You should see curds start to form right away, the milk will curdle and separate from the whey, and if not, add an additional tablespoon or two of lemon juice. Let sit for 10 minutes.
Meanwhile, dampen a piece of cheesecloth large enough to fit into a sieve or colander. Press the cheesecloth down into the sieve. Use a slotted spoon or ladle to gently transfer the curds to the cheesecloth. Allow to drain until it reaches the desired consistency.
If you’re looking for a more loose and creamy homemade ricotta drain for 3 to 5 minutes. This consistency is great for dolloping on pasta or pizza, eating plain with fruit or mixing into a shake. For something more spreadable to use for fresh ricotta toast or as a base for pizza drain for 8 to 10 minutes. If you need firm, drier ricotta for things like lasagna or ricotta cheesecake, drain for 20 minutes or longer.
FAQ's
Will any milk work for making ricotta? No, ultra-filtered or ultra-pasteurized milk will not curdle and therefore will not work in making homemade ricotta cheese. For the best and most flavourful results use organic grass-fed milk with a 3.25% fat content.
What is whey? Whey is a protein found in milk. In the ricotta-making process, it is the yellow liquid left behind when the milk curdles and curds form. While it is often discarded it does have terrific uses.
What to do with leftover whey? Whey has a very nice flavor. Slightly sour, a little creamy (despite not looking creamy at all), leftover whey is great to use in making bread, pizza dough, soups, and stews.
Substitutions
- Milk - heavy cream or half-and-half can be used instead of milk and will result in an even creamier ricotta cheese.
- Lemon Juice - white vinegar, rice vinegar, or whitee wine vinegar can all be used to replace the lemon juice. Citric acid can also be used in place of lemon.
- Salt - we use Maldon sea salt for our recipe, but kosher salt will work as well.
Storage
Fridge - fresh ricotta will last about three days in the fridge. Simply transfer to a reusable container, cover, and enjoy as needed. You can also freeze the ricotta for a month or so.
Top tip
Be mindful in the kitchen and don’t rush the process. Heat the milk up slowly so it doesn’t scald or burn, and use a ladle to separate the ricotta curds from the milk. If you try pouring it through the cheesecloth it will splash and create a mess, and also clog the sieve, costing you more time than necessary.
Recommended Tools and Ingredients to Make this Recipe
Below are affiliate links to our favorite products that will assist you in making fresh homemade ricotta cheese.
Homemade Ricotta Cheese Recipe
Ingredients
- 2 l whole milk homogenized/3.25%
- ½ teaspoon sea salt
- ¼ cup fresh lemon juice
Instructions
- Pour milk into a medium saucepan and stir in the salt. Place on medium heat to slowly bring the temperature of the milk up to 200°F, stirring occasionally.
- Lower the heat to its lowest setting to maintain the temperature around 200°F. Pour in the lemon juice and give it a quick stir. You should see curds start to form right away, the milk will curdle and separate from the whey, and if not, add an additional tablespoon or two of lemon juice. Let sit for 10 minutes.
- Meanwhile, dampen a piece of cheesecloth large enough to fit into a sieve or colander. Press the cheesecloth down into the sieve. Use a slotted spoon or ladle to gently transfer the curds to the cheesecloth. Allow to drain until it reaches the desired consistency.
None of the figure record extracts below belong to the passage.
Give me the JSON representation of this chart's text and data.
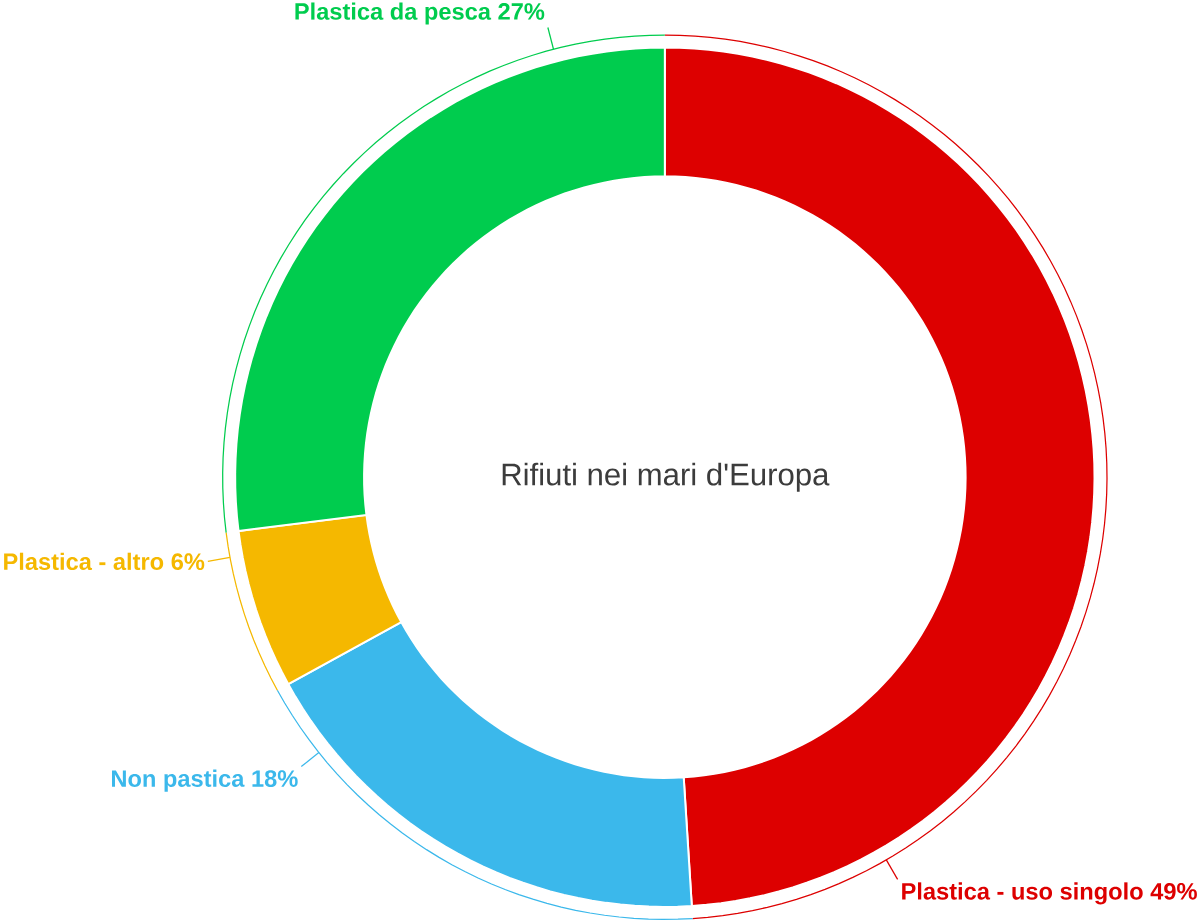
{
  "chart_data": {
    "type": "donut",
    "title": "Rifiuti nei mari d'Europa",
    "categories": [
      "Plastica - uso singolo",
      "Non pastica",
      "Plastica - altro",
      "Plastica da pesca"
    ],
    "values": [
      49,
      18,
      6,
      27
    ],
    "value_labels": [
      "49%",
      "18%",
      "6%",
      "27%"
    ],
    "colors": [
      "#dd0000",
      "#3bb8eb",
      "#f5b800",
      "#00cc4e"
    ]
  }
}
- Allow the ricotta to drain until it reaches your desired consistency (see notes)
Video
Notes
- If you don’t have a thermometer to measure the temperature, keep an eye on the milk. Once it is steaming, look for a light layer of foam and a few small simmering bubbles along the edges of the pot, then it is ready for the next step.
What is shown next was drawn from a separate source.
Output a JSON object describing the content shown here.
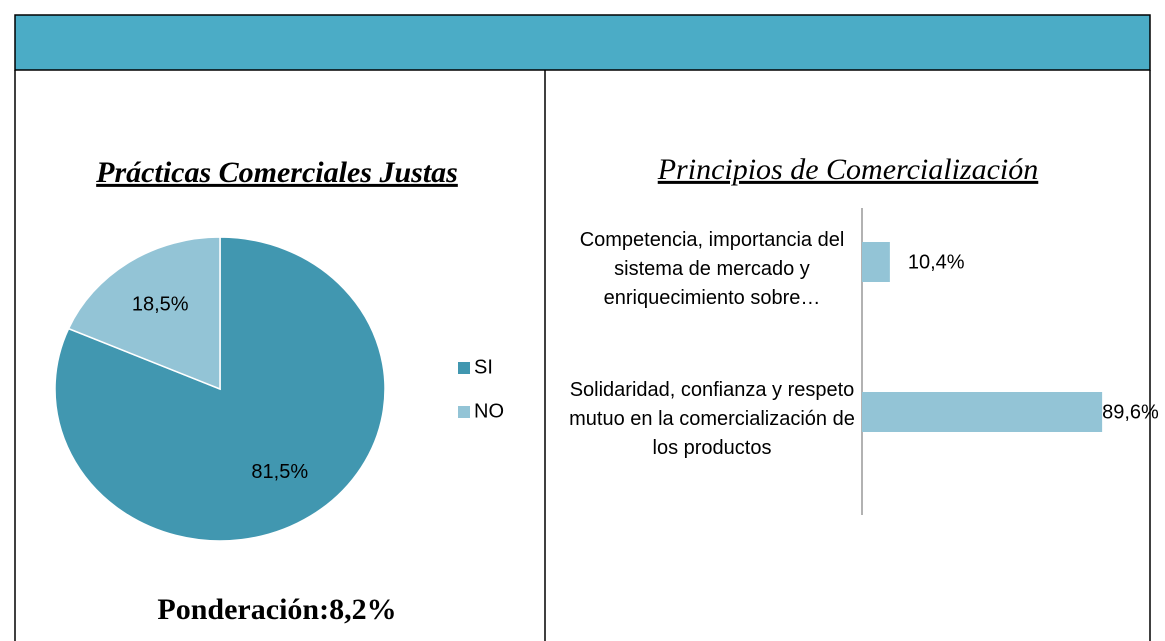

- If you’re looking for a more loose and creamy homemade ricotta drain for 3 to 5 minutes. This consistency is great for dolloping on pasta or pizza, eating plain with fruit or mixing into a shake. For something more spreadable to use for fresh ricotta toast or as a base for pizza drain for 8 to 10 minutes. If you need firm ricotta for things like lasagna or ricotta cheesecake, drain for 20 minutes or longer.